After our stop at the bar, we had dinner at Ocean Blue. The less said about that, the better. But then after dinner we had a really awesome experience: the ICE BAR!

There’re “ice bars” in various northern European cities (and elsewhere too) where the bar, the chairs, everything is made from ice. The Norwegian Breakaway had recently added one of its own, built into a giant freezer like one would use to store sides of beef in and so on. You had to sign up in advance to go in because it wasn’t very big, but when we went by after dinner there wasn’t anyone signed up for the next couple of slots and so they able to slot us right in. They had us pick out some warm overcoat/cape thingies from a rack (we went with boring silver capes, but they had some truly God-awful day-glo leopard patterned options for the visually challenged), charged our room card $20 each (to cover our drinks), and shooed us on inside. The bar was sponsored by Svedka vodka and all the drinks were made with either Svedka or Inniskilling ice wine. The glasses themselves were cones of ice inside clear plastic cups. The room was decorated with New York-inspired art and furniture (the Statue of Liberty, the Brooklyn Bridge, and so on). The bar was staffed by one friendly cruise employee who found our glee at the whole experience infectious. He even gave us extra drinks, plus one for our stuffed animal penguin, Adelie, who’d come along on the trip on news that the cruise ship would have a special penguin-friendly area. She loved it. (Her drink was non-alcoholic, of course.) The Ice Bar was kept at something like 15 degrees Fahrenheit, so when we came out Jay’s eyeglasses promptly froze over in the humid air.

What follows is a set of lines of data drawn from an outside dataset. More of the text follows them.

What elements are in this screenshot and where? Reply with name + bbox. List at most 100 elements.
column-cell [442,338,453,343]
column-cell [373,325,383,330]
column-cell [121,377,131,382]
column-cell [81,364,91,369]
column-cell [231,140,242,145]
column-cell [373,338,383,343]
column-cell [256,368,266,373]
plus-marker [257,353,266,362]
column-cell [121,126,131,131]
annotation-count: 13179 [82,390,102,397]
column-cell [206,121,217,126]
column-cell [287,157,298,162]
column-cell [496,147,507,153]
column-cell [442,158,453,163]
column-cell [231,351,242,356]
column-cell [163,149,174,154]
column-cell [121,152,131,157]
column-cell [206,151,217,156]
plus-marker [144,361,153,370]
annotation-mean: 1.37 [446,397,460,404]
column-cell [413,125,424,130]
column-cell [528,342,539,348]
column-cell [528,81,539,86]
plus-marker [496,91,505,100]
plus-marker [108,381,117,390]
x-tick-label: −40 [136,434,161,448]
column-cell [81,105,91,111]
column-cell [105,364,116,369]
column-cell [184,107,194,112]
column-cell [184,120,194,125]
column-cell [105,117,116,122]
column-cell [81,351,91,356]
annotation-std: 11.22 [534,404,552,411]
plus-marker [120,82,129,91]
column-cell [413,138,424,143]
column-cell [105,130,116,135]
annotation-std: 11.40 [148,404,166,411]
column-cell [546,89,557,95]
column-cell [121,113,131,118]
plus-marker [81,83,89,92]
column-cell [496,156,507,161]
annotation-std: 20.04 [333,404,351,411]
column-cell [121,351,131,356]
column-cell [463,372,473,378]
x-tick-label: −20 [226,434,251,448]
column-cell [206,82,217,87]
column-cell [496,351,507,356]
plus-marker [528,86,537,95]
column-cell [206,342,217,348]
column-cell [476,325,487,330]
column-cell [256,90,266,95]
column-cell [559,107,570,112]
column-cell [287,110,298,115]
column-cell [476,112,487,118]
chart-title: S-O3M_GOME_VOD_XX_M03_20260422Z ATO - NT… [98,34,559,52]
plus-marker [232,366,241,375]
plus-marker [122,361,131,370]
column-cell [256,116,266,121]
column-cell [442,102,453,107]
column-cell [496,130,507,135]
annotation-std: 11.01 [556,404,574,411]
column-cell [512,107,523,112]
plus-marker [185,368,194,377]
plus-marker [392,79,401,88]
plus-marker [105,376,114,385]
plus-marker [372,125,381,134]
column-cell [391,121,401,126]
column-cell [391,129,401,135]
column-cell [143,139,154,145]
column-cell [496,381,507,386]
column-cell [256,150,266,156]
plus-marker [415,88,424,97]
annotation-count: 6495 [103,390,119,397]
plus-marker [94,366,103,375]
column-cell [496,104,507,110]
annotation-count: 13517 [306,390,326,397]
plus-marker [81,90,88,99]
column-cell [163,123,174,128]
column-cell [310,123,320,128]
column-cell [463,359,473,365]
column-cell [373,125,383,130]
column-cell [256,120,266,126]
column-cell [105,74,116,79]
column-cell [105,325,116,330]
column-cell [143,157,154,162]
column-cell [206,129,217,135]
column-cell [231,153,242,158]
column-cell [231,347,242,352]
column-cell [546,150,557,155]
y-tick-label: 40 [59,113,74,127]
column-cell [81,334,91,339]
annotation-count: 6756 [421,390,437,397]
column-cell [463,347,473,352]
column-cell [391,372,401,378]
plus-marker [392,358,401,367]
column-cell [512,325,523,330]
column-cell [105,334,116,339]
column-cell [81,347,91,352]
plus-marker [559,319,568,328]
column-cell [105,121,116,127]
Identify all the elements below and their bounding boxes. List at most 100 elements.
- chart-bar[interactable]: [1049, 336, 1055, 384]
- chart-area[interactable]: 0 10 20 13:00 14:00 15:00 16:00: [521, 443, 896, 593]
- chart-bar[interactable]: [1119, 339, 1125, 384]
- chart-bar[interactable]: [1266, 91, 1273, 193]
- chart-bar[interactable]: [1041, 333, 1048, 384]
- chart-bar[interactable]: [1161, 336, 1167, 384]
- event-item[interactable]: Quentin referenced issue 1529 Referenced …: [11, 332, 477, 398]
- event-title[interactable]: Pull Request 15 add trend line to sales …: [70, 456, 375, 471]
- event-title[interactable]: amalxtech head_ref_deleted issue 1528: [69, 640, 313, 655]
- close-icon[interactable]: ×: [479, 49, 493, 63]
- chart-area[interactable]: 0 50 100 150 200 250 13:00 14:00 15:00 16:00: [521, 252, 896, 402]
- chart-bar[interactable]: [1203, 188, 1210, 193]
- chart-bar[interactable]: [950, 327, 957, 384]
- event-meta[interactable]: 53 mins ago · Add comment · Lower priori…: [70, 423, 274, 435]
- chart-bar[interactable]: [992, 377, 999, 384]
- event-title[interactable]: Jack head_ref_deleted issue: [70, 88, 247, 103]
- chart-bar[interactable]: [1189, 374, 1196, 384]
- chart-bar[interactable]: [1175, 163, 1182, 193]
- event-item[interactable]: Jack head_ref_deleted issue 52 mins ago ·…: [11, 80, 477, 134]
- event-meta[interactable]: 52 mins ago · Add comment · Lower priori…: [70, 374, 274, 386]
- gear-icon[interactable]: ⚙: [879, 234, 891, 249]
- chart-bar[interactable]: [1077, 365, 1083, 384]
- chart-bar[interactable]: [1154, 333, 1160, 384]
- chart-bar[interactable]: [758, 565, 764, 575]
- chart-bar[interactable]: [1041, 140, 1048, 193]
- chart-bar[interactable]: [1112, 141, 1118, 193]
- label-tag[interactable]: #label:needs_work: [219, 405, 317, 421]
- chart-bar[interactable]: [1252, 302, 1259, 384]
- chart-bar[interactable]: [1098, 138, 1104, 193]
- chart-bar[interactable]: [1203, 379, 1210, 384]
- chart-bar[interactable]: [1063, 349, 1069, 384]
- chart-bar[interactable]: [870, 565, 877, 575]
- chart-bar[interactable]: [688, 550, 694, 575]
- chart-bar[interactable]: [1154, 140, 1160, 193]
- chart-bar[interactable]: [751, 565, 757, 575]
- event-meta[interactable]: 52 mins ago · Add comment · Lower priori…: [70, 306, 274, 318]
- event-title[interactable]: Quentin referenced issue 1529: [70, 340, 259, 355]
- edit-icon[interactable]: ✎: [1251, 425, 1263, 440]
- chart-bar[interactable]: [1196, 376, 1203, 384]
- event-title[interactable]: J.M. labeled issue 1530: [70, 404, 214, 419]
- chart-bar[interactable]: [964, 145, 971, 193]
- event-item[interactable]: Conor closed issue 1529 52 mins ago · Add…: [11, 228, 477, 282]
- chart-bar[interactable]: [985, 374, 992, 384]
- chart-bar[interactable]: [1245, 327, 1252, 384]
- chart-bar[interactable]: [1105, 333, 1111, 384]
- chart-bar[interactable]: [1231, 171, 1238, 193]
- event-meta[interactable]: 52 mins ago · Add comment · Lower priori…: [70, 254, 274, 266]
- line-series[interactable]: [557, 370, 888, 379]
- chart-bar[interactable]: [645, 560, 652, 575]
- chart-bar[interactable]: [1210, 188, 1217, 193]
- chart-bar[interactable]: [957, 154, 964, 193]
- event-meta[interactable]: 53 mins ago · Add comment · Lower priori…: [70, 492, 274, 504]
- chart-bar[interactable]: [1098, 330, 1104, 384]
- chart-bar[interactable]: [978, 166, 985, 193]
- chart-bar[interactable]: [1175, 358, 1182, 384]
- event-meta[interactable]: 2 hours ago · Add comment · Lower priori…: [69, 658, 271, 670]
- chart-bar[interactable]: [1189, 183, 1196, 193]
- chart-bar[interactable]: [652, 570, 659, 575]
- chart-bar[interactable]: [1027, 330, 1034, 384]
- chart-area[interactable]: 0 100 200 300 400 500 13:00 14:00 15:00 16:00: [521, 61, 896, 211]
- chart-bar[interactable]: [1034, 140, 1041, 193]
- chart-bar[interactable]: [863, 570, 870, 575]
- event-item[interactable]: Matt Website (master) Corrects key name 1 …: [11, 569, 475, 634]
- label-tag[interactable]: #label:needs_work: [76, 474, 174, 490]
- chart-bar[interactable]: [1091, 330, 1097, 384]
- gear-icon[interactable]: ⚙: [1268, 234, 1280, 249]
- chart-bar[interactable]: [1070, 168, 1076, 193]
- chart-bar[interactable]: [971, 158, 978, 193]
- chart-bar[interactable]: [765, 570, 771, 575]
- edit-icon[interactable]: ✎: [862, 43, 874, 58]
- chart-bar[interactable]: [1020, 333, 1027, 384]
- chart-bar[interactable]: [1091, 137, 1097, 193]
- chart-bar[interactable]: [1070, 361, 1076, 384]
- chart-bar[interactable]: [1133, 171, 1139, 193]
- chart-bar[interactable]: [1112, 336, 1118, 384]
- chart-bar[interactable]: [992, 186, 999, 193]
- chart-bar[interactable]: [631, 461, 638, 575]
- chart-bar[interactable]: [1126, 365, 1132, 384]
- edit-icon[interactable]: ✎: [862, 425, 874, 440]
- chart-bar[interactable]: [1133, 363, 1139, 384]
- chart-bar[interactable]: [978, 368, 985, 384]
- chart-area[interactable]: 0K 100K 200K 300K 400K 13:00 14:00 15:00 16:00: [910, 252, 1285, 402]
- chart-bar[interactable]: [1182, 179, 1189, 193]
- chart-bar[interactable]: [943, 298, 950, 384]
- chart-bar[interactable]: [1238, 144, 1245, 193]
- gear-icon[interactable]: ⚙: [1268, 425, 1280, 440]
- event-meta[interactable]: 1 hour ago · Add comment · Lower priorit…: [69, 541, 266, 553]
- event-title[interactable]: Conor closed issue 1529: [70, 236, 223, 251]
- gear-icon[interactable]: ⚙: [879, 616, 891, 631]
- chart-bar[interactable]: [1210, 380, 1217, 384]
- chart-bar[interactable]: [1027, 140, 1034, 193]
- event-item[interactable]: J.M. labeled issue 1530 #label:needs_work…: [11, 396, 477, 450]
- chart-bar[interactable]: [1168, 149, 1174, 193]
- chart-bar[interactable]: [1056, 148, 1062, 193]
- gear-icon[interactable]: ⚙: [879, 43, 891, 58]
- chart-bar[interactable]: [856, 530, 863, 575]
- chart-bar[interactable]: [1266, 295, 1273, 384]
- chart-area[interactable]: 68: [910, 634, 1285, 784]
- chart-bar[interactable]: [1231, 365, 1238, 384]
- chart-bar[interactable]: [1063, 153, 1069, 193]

We finished our day with a show called “Burn the Floor” — dancing and singing and so on by the ship’s crew of entertainers — where photography was strictly discouraged. We got a picture of the ship’s senior officers, though, before they had us put our phones away. Our captain was Swedish, but almost everyone else in the ship’s daily operations crew was Filipino or Eastern European. “Burn the Floor” was a typical high-energy, well-choreographed cruise ship singing-and-dancing show, with multiple costume changes and various performers getting star turns. Those crewmembers were mostly American and clearly had years of experience in entertaining half-drunk cruise ship passengers. The audience (us included) loved it.

And then, kinda tired from all the running-around we’d done all day, we went back to the room and crashed, and found that the ship’s steward assigned to our room had, predictably, set up a towel animal along with the next day’s newsletter. Our stuffed animals (Theo the moose, Adelie the penguin, and Sheldon the seal) were kinda confused about the strange visitor.

Then we went to bed. Next stop: Tallinn, Estonia!